Насилие не воспитывает душу к автономии, но запугивает ее и насыщает ее злобою и ненавистью. Запуганный «не смеет» до тех пор, пока не осмелится,[131] а раз осмелившись, он без стеснения изливает свою злобу и осуществляет свою ненависть. Насилие «заставляет» человека, не сообщая ему предметных убеждений, и потому победа его есть мнимая победа и обозначает собою унижение души. Унижение, возведенное в систему, уродует душу, повреждает ее духовные корни[132] и извращает ее жизненные пути. Автономное правосознание живет личным, свободным убеждением, но свободного убеждения не может быть в душе подавленного и запуганного человека. Привыкший жить чужим разумом и чужим решением, он незаметно утрачивает центр тяжести своего духа и превращается в какой-то траги-комический придаток другого существа или какой-нибудь тоталитарной партии; он привыкает к внешнему руководству, но не научается внутреннему; он может только усваивать веление со стороны и уже не слышит голоса собственного духа и разума. Постепенно угасает активность его ума, слабеет его волевой почин, умаляется сфера его самодеятельности. Он уже не может жить без надзора и опеки; он уже не в состоянии нести всю полноту ответственности за свои поступки; его дух хиреет, его жизнь становится унизительной.

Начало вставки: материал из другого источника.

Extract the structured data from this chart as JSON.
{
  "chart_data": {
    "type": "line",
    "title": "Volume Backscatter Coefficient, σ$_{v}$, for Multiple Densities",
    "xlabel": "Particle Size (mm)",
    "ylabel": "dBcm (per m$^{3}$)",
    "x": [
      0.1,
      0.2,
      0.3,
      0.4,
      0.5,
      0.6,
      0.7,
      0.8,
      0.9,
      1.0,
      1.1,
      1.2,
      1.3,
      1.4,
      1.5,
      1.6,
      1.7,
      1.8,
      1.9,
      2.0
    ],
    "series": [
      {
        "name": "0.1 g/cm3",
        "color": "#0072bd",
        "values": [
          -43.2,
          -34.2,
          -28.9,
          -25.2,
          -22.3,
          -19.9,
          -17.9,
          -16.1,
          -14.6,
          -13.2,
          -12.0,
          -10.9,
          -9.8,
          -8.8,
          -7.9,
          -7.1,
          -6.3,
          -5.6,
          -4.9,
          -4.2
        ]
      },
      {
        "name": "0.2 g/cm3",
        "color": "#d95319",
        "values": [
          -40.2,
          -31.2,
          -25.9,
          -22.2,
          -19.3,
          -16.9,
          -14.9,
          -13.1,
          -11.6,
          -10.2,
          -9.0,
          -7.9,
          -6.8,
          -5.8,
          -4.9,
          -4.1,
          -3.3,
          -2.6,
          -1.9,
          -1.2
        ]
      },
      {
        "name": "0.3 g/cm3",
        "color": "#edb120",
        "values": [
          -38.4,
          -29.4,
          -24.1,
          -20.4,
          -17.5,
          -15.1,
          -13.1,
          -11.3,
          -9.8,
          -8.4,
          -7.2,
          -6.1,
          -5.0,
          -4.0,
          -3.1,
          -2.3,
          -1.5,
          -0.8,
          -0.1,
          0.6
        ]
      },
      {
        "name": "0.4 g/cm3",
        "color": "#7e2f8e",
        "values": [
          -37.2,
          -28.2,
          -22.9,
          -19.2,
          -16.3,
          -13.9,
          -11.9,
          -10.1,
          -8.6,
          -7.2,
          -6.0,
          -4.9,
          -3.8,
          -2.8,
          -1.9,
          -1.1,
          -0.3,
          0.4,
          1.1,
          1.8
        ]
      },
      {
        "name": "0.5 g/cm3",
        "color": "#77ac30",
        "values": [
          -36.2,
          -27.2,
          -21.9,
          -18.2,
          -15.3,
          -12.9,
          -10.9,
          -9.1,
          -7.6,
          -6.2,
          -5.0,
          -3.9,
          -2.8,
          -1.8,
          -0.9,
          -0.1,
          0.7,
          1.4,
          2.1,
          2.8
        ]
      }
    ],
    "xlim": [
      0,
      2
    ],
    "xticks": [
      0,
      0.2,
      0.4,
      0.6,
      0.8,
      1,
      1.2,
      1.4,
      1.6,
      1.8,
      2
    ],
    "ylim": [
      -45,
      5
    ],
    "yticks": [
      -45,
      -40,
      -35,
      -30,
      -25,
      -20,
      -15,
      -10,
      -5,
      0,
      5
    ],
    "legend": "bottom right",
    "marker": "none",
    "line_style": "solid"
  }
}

Так, режим, подавляющий автономию духа, воспитывает в гражданах безмолвие и пассивность. Подавленный гнетом власти и ее запретов, человек привыкает видеть нечто запретное во всякой духовной самодеятельности – в самостоятельном волении, мышлении и действовании. Для того, чтобы действовать, ему необходимо приказание или по крайней мере разрешение предержащей власти; и жизнь его проходит в том, что он все ждет приказа и все боится запрета; и когда получает разрешение, то уже не умеет и не хочет им воспользоваться; а когда получает запрещение, то облегченно вздыхает и успокаивается. Люди привыкают смотреть на себя как на пассивное орудие чужих велений, и это запуганное самочувствие окончательно убивает в них уважение к своему духу. Творческая инициатива несвойственна запуганной душе; благородная активность ее подавлена, и потому предприимчивость ее питается исключительно жадностью и злобою. Но именно поэтому человек, возросший при таком режиме, оказывается неспособным к общественной самодеятельности – по слабоволию, и к политическому созиданию – по зложелательству и порочности. Никакой тоталитарный режим не воспитывает в людях самостоятельный характер и способность к самоуправлению. Именно поэтому революции нередко завершаются сначала левым, а потом правым деспотизмом.
Пассивный человек привык чувствовать себя свободным от политического бремени и ответственности; он возлагает свои надежды на власть, рассчитывает на нее и в лучшем случае умеет лишь связно высказать свои претензии. Зато бездеятельное критиканство доставляет ему настоящее удовлетворение; в сущности говоря, он всем и всегда недоволен и втайне убежден, что он сам сумел бы сделать все несравненно лучше; поэтому он с наслаждением отвергает и поносит, возносясь в пустом воображении и не видя своей духовной немощи. Он привыкает жить на иждивении своей родины и желает поучать все в готовом виде; он умеет брать, но не умеет нести служение, и, получая от родины все блага правопорядка и культуры, он не считает государственное дело своим, не дорожит своим участием в государстве, бежит от повинностей и не умеет любить свою родину. То, что он берет, он берет как естественную дань и, не замечая, что эта дань становится подачкой, развязно бранит дающую власть за то, что она дает «мало». Такой человек является не гражданином, а подданным, носящим в душе своей уклад ленивого холопа. И бывает так, что в этом укладе растут и воспитываются целые поколения, умеющие говорить в политике только самоуверенное «нет» и бессмысленное «долой», но не способные произносить ответственное «да» и творческое «да будет».
Когда же политический гнет порождает в душах протест и не дает ему исхода, то гонения его вызывают к жизни новый глубокий недуг, уже подготовленный беспредметно оппозиционностью, – больное правосознание революционного подполья.
По идее подпольный революционер есть «героическая натура», восставшая против политического гнета и ведущая самоотверженную борьбу за свободу и справедливость. Однако политический протест, сделавшийся профессией, и революционное настроение, заменившее собою правосознание, – постепенно уродуют его дух настолько, что героизм его превращается в болезненное противоречие, а самоотвержение его не соблюдает достоинства того самого духа, за свободу которого он, по-видимому, борется.